Statistics show that between 6,000 - 14,000 tons of sunscreen washes off swimmers, scuba divers, and snorkelers into coral reef environments each year. Sunscreens are made up of a variety of complex chemicals, and as you enter the water after usage, they may begin to wash and spread to the marine environment. When sprayed on the beach, fresh aerosol sunscreens can also sit on the sand and be swept into the ocean at a later date. The apparently harmless act of sunscreen application has now compelled scientists to notice the damage done to the environment.
When you swim with sunscreen on, chemicals like oxybenzone present in almost all sunscreens, can seep into the water where they're absorbed by corals. These substances contain nano-particles that can disrupt coral's reproduction and growth cycles, ultimately leading to bleaching. Coral bleaching is a process whereby the coral colonies lose their color, either due to the loss of pigments by microscopic algae (zooxanthellae) living in symbiosis with their host organisms (polyps), or because these zooxanthellae have been expelled.
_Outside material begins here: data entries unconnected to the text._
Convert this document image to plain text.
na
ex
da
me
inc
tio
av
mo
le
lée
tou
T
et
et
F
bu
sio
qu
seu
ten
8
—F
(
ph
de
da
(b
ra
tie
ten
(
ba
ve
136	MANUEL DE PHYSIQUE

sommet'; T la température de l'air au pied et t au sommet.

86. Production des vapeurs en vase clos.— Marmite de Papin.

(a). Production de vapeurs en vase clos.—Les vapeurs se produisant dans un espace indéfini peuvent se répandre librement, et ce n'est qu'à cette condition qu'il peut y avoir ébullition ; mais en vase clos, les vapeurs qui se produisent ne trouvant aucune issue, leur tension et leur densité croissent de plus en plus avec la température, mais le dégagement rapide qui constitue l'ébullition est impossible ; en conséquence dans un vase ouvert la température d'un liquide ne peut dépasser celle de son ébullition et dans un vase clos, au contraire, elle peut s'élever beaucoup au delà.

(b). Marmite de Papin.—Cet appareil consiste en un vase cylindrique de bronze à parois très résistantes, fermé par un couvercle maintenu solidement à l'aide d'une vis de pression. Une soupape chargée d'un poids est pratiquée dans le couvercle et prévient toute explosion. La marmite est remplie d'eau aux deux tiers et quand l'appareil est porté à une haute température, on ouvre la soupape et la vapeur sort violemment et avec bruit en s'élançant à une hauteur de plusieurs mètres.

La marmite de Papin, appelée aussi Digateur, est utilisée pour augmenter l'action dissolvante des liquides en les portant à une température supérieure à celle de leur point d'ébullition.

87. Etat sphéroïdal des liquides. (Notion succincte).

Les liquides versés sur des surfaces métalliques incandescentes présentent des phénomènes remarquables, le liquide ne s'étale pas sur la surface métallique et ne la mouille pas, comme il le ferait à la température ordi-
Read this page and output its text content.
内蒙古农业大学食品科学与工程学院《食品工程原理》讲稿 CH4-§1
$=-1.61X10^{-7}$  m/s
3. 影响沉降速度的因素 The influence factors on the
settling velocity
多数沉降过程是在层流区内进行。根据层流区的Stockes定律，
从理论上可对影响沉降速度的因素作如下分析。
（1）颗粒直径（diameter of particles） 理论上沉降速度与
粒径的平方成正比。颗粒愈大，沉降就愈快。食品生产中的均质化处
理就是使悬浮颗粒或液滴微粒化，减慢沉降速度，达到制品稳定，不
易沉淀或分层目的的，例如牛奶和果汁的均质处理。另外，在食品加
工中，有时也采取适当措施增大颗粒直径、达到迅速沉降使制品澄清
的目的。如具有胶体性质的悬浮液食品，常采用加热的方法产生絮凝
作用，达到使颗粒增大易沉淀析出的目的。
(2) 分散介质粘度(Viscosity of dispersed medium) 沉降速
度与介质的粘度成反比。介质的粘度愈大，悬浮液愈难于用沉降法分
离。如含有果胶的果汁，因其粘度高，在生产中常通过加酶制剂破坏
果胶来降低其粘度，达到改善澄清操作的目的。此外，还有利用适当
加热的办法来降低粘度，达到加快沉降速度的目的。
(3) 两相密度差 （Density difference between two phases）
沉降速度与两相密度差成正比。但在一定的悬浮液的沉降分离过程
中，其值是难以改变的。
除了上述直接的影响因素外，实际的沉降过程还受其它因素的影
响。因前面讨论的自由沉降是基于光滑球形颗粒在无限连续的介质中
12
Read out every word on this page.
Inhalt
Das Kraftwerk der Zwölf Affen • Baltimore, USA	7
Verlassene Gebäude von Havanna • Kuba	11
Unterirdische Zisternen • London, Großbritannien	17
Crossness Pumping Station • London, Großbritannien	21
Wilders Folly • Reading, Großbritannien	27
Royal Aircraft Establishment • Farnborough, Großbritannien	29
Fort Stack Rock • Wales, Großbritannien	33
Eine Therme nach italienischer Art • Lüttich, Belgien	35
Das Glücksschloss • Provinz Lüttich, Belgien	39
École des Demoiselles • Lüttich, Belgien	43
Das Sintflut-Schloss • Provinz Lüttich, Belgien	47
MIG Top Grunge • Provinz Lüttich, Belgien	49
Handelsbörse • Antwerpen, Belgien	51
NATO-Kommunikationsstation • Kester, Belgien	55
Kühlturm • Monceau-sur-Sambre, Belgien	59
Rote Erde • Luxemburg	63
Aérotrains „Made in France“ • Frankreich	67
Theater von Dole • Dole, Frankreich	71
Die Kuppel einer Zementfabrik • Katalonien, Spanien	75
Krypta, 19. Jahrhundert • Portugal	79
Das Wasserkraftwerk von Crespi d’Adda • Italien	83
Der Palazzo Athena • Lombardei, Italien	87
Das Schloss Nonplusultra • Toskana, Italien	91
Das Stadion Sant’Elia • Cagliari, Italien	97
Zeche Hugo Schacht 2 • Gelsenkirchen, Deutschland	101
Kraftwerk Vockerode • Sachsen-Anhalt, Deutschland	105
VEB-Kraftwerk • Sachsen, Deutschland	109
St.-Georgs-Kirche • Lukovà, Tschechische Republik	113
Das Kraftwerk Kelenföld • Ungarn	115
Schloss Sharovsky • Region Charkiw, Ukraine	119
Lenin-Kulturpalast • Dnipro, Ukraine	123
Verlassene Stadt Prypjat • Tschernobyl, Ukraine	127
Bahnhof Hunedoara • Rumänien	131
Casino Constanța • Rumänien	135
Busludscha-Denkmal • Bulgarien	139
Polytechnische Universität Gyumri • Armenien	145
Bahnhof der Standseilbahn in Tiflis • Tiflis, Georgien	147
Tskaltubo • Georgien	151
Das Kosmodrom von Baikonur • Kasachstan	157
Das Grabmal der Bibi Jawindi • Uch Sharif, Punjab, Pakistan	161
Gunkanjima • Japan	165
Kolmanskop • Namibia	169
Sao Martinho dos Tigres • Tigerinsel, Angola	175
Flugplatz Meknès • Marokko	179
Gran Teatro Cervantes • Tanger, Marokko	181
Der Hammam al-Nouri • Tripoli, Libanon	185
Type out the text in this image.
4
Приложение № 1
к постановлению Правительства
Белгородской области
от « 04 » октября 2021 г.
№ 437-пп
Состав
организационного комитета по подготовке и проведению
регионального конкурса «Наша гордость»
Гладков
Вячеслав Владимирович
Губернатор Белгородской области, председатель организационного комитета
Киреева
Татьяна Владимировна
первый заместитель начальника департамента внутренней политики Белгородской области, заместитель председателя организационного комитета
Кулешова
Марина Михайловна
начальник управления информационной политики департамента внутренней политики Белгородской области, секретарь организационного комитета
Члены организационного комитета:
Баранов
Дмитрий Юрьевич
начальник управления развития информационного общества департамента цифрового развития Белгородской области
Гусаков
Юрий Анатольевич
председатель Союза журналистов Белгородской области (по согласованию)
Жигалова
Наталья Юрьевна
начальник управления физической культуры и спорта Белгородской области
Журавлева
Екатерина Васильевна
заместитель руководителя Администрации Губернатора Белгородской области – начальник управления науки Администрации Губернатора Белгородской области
A 2016 study, published in the journal Archives of Environmental Contamination and Toxicology, found that oxybenzone (also known as BP-3) is "highly toxic to juvenile corals and other marine life," according to NOAA. Persistent oxybenzone concentrations in water can cause permanent DNA damage to coral, preventing its recovery from storms, sedimentation and climate change, reduce a coral’s lifespan and immunity to disease, as well as disrupt normal development and reproduction.
Some sunscreen chemicals, in certain situations, cause coral larvae to stop swimming, change shape and ultimately die. Oxybenzone has been shown to be an endocrine disruptor, causing the outer epidermal cells of coral larvae to turn into skeleton at the wrong stage in their development (Downs et al., 2015). Studies on other organisms have similarly shown that exposure to sunscreen UV filters such as benzophenones, camphor derivatives and cinnamate derivatives induce various endocrine disrupting effects.
Oxybenzone prevents coral in its larval stage from reaching maturity as it disrupts the development of coral hormones and further causes the coral to produce excess calcium carbonate, meaning that it encases itself in its own skeleton and the larvae are unable to reproduce and eventually die.
Want to make a difference today? Start by following these simple guidelines
- While at the beach, wear sun protective swimwear and a large brimmed hat. This will ensure minimal use of sunscreen.
- Avoid spray-on sunscreens, and use safer mineral-based sunscreens like zinc oxide or titanium oxide.
- Look for marine safe products, such as those marked with the “Marine Safe” icon.